Conclusion: The Number of Rational Roots

We started this journey by asking a very specific question: How many rational roots does the polynomial $f(x)=4 x^3-13 x^2+9 x+2$ have? We employed the powerful Rational Root Theorem to generate a list of potential rational roots: $\{-2, -1, -1/2, -1/4, 1/4, 1/2, 1, 2\}$. Through careful testing, we discovered that only one of these potential candidates, $x=2$, actually satisfies the equation $f(x)=0$. We then factored the polynomial into $(x-2)(4x^2 - 5x - 1)$ and used the quadratic formula to find the roots of the remaining quadratic factor.
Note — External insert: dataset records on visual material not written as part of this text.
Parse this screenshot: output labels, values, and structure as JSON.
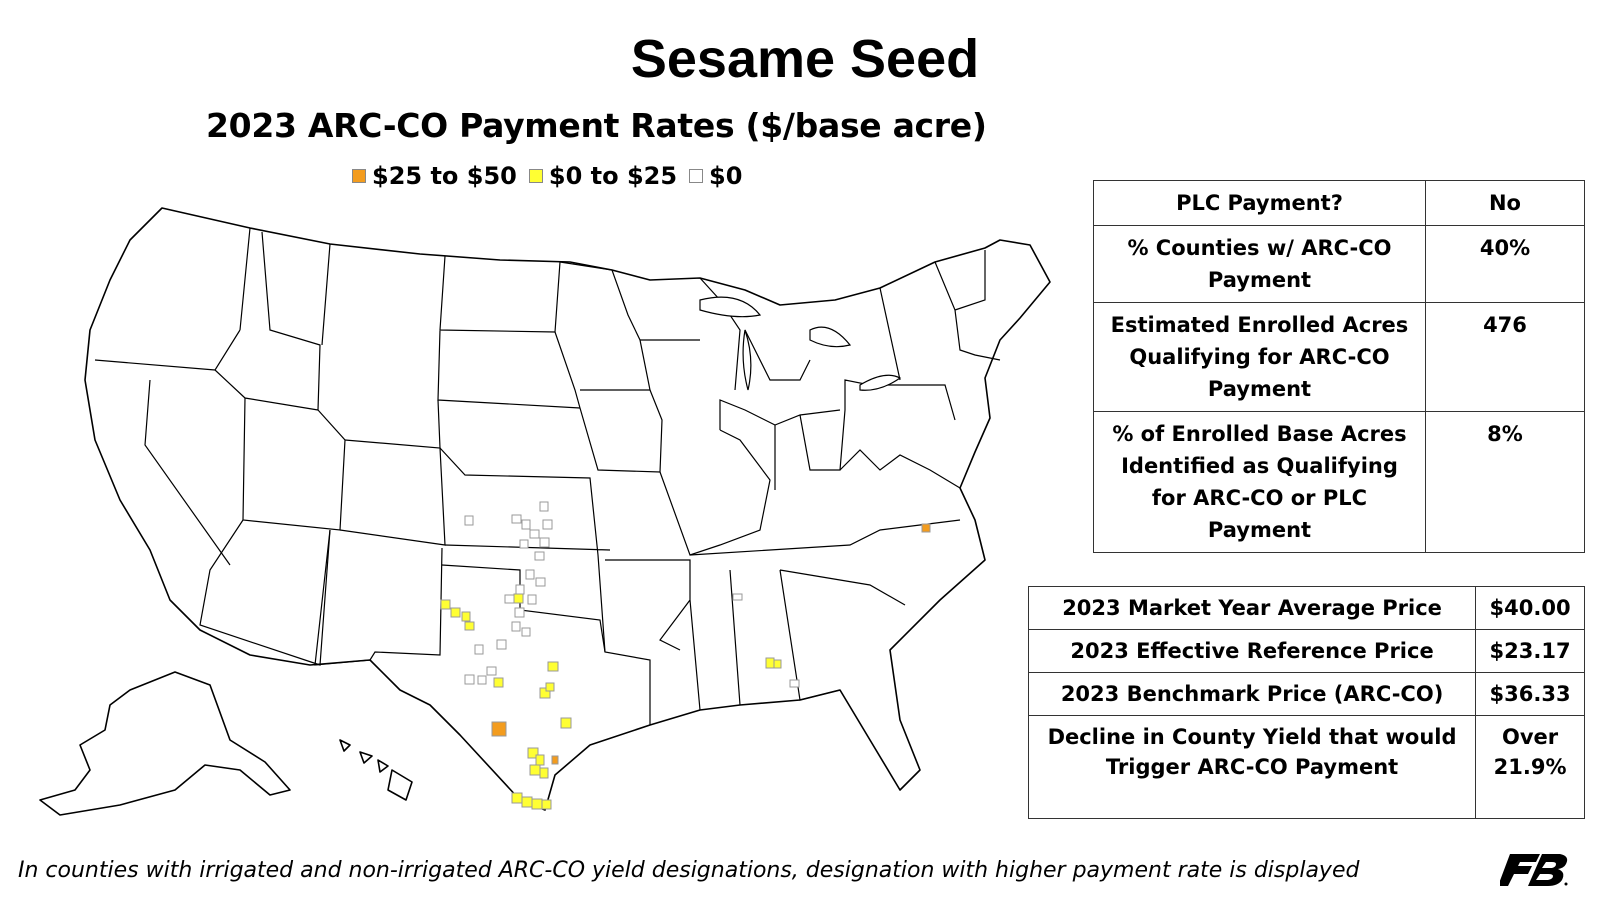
{
  "title": "Sesame Seed",
  "subtitle": "2023 ARC-CO Payment Rates ($/base acre)",
  "legend": [
    {
      "label": "$25 to $50",
      "color": "#f39c1e"
    },
    {
      "label": "$0 to $25",
      "color": "#ffff33"
    },
    {
      "label": "$0",
      "color": "#ffffff"
    }
  ],
  "plc_table": [
    {
      "label": "PLC Payment?",
      "value": "No"
    },
    {
      "label": "% Counties w/ ARC-CO Payment",
      "value": "40%"
    },
    {
      "label": "Estimated Enrolled Acres Qualifying for ARC-CO Payment",
      "value": "476"
    },
    {
      "label": "% of Enrolled Base Acres Identified as Qualifying for ARC-CO or PLC Payment",
      "value": "8%"
    }
  ],
  "price_table": [
    {
      "label": "2023 Market Year Average Price",
      "value": "$40.00"
    },
    {
      "label": "2023 Effective Reference Price",
      "value": "$23.17"
    },
    {
      "label": "2023 Benchmark Price (ARC-CO)",
      "value": "$36.33"
    },
    {
      "label": "Decline in County Yield that would Trigger ARC-CO Payment",
      "value": "Over 21.9%"
    }
  ],
  "footnote": "In counties with irrigated and non-irrigated ARC-CO yield designations, designation with higher payment rate is displayed",
  "logo": {
    "text": "FB"
  }
}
These roots, $\frac{5 + \sqrt{41}}{8}$ and $\frac{5 - \sqrt{41}}{8}$, were determined to be irrational. Therefore, after all our hard work and calculations, we can definitively conclude that the polynomial $f(x)=4 x^3-13 x^2+9 x+2$ has exactly one rational root. It's pretty awesome how theorems like the Rational Root Theorem give us such a structured way to solve these kinds of problems. Keep practicing, guys, and you'll be solving even more complex polynomials in no time! The mathematical world is full of these elegant solutions waiting to be discovered.